Volkan T. ägert das. Doch noch mehr ärgert er sich über die kommerziell erfolgreichen Gangster-Rapper von heute: „Das sind alles Studiogangster. Nichts davon ist echt.“ Doch die Medien schürten den Erfolg derartiger Sprechsänger, meint er. Nicht zuletzt sorgten sie dafür, dass Gangster-Rap als solcher komplett fehlinterpretiert werde. „Zum Gangsta-Rap gehören sozialkritische Inhalte“ – und nicht bloßes Gerede über den Knast. Die Musik solle den Jugendlichen auf ihrer Suche nach dem richtigen Lebensweg begleiten, statt schlechte Menschenbilder zu prägen.
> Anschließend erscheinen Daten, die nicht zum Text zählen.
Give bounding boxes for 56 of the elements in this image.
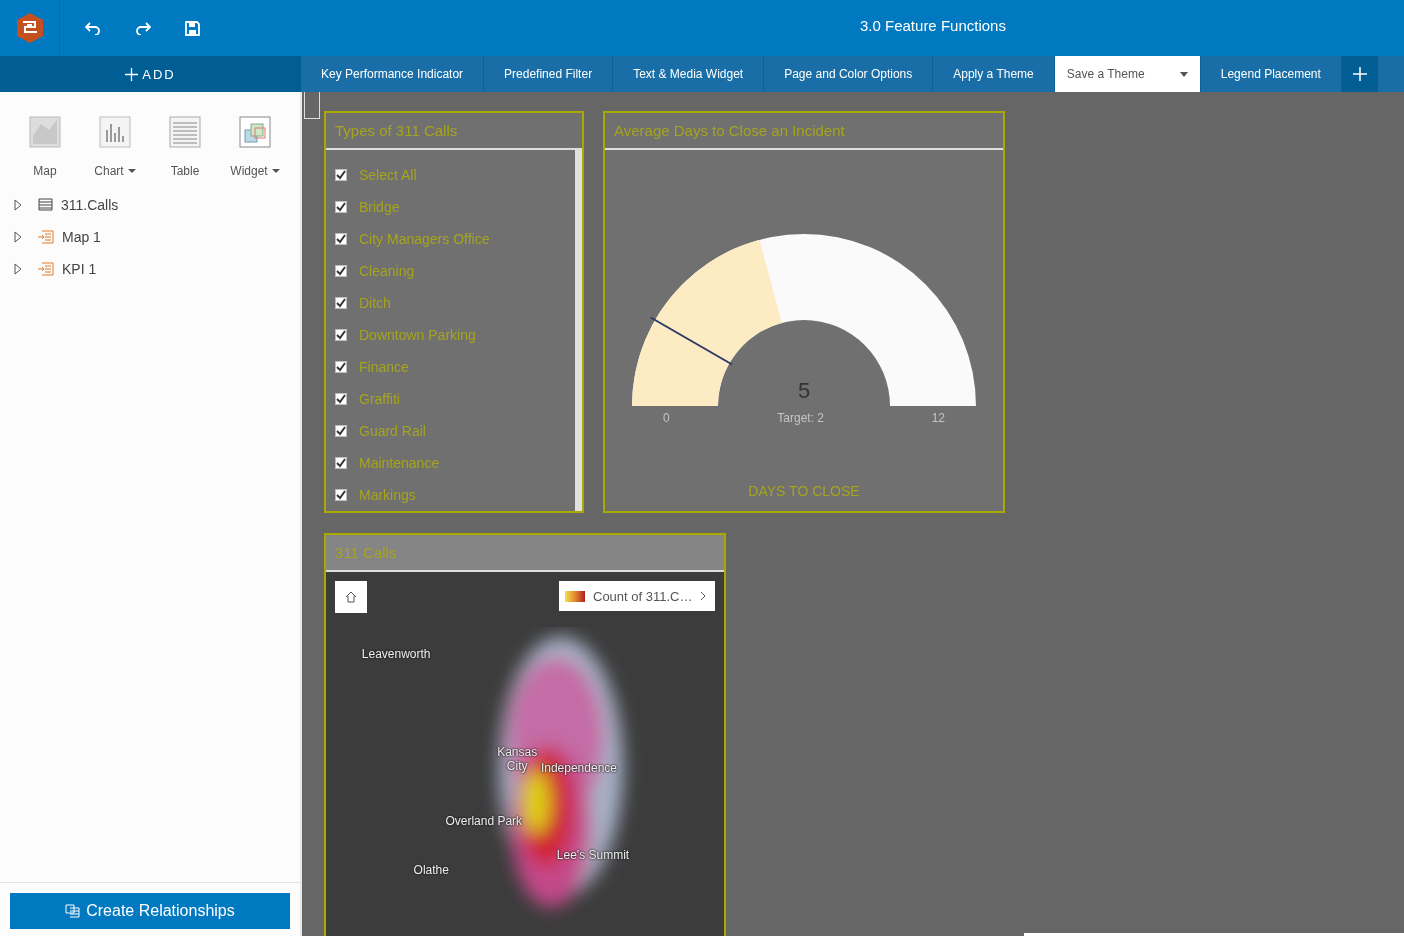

Auch diese Botschaft soll von Lehrveranstaltungen wie der von Lenz und Paetau ausgehen. Seminare wie „Nothin‘ but a G Thang“ ermöglichen den differenzierten Blick auf eine Kultur, die mittlerweile vieldiskutierte Preisträger hervorbringt. Einen Blick, der vielleicht auch dazu verhilft, künftig mit fundierteren Argumenten in Diskussionen über Integrationspreisverleihungen für „Gangster-Rapper“ zu gehen. Wer über Rap redet, muss auch Rap hören lernen. Hip-Hop bleibt gesellschaftsrelevant. Und ganz gewiss nicht nur ’n Gangster-Ding.